By-Laws of the Clary Lake Association
Revised and Adopted August 4, 2001
Section 1. Name. The name of this corporation shall be CLARY LAKE ASSOCIATION
Section 2. Location. The Corporation shall be located at North Whitefield in the town of Whitefield, Lincoln County, Maine
Section 3. Corporate Seal. The Corporation shall have a circular, impression seal bearing the name of the Corporation, the words “Corporation Seal, Maine”, and the year of incorporation.
ARTICLE
II
PURPOSE
A. The purpose of the Corporation shall be to preserve, protect and enhance the natural beauty, quality and use of the land, water and total environment of the Clary Lake and its watershed which includes parts of the towns of Jefferson and Whitefield. These objectives shall be accomplished through a variety of activities which may include but not be limited to education programs; land trust management; scientific programs, particularly water quality monitoring and pollution abatement. Such activities shall be carried out as determined by the Directors and may be undertaken by the Corporation exclusively, or in cooperation with other organizations and government agencies.
B. To receive and hold title to real estate, personal property or any interest therein to the extent allowable by law, including lands and facilities for the joint or common use of its Members, for such purposes as may be necessary or useful for the performance of its powers.

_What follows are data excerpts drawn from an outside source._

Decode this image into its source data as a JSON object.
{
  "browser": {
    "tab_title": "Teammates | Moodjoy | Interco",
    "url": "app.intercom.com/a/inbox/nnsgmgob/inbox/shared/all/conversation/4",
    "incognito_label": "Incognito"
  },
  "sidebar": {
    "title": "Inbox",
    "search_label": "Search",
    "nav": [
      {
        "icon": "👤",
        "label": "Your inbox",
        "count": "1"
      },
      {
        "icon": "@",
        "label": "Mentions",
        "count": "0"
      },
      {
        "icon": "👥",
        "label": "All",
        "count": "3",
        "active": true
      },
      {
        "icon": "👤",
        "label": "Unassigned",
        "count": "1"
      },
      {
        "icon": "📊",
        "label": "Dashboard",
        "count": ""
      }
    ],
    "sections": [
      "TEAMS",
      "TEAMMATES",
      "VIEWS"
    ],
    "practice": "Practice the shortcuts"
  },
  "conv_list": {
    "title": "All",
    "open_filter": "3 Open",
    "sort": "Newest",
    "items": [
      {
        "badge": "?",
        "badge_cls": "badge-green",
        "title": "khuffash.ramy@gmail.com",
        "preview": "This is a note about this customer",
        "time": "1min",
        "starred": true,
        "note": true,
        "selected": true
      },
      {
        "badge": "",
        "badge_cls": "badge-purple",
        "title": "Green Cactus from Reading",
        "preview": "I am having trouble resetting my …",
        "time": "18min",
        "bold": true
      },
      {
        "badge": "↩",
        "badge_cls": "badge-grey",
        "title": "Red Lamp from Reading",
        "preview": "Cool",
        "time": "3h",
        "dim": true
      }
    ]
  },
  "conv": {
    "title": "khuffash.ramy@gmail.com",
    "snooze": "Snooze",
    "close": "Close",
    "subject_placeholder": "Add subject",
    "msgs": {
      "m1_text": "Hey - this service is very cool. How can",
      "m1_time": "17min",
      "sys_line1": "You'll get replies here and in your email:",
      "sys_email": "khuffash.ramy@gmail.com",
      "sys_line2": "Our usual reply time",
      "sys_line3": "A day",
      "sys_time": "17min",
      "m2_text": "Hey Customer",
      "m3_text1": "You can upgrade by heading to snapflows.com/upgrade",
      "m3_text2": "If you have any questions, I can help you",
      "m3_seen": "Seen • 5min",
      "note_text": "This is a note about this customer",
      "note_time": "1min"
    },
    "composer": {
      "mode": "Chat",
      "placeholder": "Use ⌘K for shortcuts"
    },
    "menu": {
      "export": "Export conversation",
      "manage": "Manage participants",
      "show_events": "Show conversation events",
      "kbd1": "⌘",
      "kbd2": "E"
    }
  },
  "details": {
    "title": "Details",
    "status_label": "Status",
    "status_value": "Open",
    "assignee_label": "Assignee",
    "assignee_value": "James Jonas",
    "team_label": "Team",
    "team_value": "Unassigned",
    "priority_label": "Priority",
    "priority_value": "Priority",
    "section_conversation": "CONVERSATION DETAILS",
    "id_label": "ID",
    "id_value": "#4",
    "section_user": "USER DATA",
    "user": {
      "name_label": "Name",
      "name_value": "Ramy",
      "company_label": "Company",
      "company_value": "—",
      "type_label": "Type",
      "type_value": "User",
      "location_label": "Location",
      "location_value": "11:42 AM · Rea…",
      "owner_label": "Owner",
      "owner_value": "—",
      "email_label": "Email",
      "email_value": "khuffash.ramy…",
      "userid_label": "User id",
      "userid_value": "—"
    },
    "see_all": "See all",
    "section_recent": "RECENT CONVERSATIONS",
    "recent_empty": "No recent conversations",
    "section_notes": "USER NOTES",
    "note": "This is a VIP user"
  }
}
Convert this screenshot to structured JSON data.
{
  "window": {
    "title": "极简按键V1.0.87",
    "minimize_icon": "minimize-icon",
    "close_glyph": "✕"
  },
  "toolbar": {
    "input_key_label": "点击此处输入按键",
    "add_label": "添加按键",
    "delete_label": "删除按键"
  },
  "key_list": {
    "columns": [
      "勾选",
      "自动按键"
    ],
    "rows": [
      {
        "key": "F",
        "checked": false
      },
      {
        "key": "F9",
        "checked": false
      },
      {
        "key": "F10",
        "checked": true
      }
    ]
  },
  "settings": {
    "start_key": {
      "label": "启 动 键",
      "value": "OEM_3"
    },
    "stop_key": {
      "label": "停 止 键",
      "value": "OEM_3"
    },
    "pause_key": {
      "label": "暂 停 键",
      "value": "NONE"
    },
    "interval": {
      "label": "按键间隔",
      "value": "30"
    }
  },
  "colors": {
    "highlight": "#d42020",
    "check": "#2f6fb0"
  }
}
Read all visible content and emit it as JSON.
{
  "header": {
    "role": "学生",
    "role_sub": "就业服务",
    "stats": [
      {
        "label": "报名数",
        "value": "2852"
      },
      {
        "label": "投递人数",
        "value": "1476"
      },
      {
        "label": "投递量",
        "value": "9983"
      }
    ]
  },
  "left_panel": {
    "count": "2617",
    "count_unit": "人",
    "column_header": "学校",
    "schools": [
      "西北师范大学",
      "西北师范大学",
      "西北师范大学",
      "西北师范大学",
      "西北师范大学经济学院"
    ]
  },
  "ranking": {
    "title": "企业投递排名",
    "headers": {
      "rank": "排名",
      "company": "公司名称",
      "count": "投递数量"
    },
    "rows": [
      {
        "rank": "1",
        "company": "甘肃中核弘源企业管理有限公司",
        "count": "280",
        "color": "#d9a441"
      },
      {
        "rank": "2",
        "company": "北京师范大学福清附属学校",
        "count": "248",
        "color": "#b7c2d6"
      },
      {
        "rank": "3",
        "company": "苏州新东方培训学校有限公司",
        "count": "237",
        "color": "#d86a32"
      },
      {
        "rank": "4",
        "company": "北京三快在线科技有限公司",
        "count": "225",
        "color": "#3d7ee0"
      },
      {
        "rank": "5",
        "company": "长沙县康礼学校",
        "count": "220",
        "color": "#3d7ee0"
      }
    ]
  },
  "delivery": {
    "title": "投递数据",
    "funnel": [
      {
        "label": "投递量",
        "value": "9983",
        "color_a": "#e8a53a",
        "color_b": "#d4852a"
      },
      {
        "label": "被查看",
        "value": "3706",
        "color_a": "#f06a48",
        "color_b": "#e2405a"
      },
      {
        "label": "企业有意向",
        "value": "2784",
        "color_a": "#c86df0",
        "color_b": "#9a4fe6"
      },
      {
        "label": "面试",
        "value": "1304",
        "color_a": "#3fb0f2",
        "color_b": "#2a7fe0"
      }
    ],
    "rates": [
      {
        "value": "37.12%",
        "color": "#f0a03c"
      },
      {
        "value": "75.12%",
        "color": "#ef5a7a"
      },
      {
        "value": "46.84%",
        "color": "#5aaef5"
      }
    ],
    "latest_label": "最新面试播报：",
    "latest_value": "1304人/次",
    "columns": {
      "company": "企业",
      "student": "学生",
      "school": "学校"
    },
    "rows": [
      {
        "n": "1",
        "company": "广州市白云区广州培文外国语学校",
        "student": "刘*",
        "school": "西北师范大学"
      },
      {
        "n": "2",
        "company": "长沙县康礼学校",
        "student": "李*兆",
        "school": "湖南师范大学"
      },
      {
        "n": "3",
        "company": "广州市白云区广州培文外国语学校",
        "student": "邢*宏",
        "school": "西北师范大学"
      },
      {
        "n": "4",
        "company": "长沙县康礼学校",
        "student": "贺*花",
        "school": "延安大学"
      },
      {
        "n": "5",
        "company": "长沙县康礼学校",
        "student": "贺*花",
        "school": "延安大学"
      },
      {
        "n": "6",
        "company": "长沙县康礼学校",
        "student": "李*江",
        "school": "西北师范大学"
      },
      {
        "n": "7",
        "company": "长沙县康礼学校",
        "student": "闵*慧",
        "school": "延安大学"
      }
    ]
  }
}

C. To do such other things and perform such other business as may be contemplated or permissible under the laws of Maine for a lake improvement association.
Provided, however, (1) that no gains, profits or dividends shall be paid or distributed to any of the members of the Corporation, and no part of the net income, net earnings, funds or assets of the Corporation shall inure to the benefit of any member, private shareholder or officer of the Corporation, except in the event of a purchase of equipment or real property by the Corporation from any Member, private shareholder or Officer of the Corporation, and (2) that in the event of the voluntary dissolution of the Corporation or voluntary transfer of substantially all of its assets, the assets shall be distributed or transferred only in accordance with Article Seven of the Articles of Incorporation as amended and the affirmative vote of seventy-five percent(75%) of the total voting Members of the Corporation.
MEMBERS
Section 1. Members. There shall be one (1) class of Members. Membership in the Corporation shall consist of the owners of land bordering on Clary Lake or who have lawful access thereto, and who pay annual dues to the Corporation.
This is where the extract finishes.